Jot Down para Eleven Force

Cluedo The Big Bang Theory

Anthony Ernest Pratt es probablemente una de las pocas personas del planeta a las que les ha salido rentable abandonar los libros de ciencia para iniciar una carrera como músico. Y todo por culpa de un juego de tablero, un montón de novelas de detectives y una guerra mundial. Pratt nació a principios del siglo XX en la Birmingham inglesa, abandonó la escuela durante su adolescencia y comenzó a trabajar como aprendiz de un fabricante local de productos sintéticos con la idea de intentar labrarse un futuro en la química, una ciencia que le apasionaba. Pero no tardó demasiado en abandonar la vocación científica y centrarse en su otra gran afición: la música. Pratt se convirtió en un pianista profesional y se ganó un sueldo poniendo cara de bohemio y tocando el piano en cruceros y hoteles rurales. Fue en estos últimos donde el hombre sopesó la idea de diseñar un pasatiempo de tablero detectivesco tras descubrir que los dueños de aquellos hoteles de campiña divertían a sus huéspedes organizando juegos de misterio en vivo. Entretenimientos guionizados donde los gerentes del lugar y un grupo de actores invitaban a los clientes a matar la tarde buscando pistas para localizar al asesino de un crimen ficticio.
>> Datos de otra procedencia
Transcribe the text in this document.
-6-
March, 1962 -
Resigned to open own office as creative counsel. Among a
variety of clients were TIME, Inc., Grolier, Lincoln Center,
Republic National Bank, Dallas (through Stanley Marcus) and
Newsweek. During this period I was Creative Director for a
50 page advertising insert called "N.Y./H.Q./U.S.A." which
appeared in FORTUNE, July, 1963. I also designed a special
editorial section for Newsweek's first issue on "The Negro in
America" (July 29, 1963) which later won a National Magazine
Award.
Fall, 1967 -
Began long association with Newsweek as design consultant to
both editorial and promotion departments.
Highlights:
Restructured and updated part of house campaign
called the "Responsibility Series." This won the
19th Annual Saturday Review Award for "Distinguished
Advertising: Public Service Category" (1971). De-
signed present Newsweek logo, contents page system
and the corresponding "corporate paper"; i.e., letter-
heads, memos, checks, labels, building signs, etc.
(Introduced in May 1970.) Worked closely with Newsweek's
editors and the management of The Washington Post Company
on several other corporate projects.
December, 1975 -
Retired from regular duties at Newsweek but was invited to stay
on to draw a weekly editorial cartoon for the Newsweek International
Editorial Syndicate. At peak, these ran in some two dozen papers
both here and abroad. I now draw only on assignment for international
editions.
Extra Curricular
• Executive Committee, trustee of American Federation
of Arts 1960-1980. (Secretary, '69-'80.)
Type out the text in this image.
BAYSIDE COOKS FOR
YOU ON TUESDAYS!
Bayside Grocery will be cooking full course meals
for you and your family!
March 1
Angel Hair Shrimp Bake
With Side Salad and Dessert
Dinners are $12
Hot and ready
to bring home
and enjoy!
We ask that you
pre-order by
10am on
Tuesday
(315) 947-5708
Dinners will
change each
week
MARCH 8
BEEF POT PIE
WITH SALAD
La afición del propio Pratt a las novelas de Agatha Christie y Raymond Chandler, sumada a lo populares que parecían ser aquellos divertimentos entre el público de la época, acabó convenciendo al pianista de que un juego basado en una temática similar podría convertirse en un éxito de ventas. La Segunda Guerra Mundial obligó a Pratt a dejar de acariciar teclas y comenzar a toquetear armamento pesado al verse destinado a trabajar en una fábrica de piezas para tanques y carros de guerra. Odiaba aquel trabajo, pero aprovechó la monotonía del mismo para abocetar las normas del juego de mesa que había imaginado y pronto comenzó a diseñarlo junto a su mujer, Elva Rosalie Pratt. A finales de 1944 el matrimonio rellenó la patente de un pasatiempo llamado «Muder!» («¡Asesinato!») y se presentaron con la misma en las oficinas de Waddingtons, una empresa especializada en publicar entretenimientos que implicasen cartas y tableros. En Waddingtons rebautizaron el invento con un nombre menos tétrico: «Cluedo» (un remix de clue, ‘pista’ en inglés, y ludo, ‘jugar’ en latín) y apostaron por producirlo.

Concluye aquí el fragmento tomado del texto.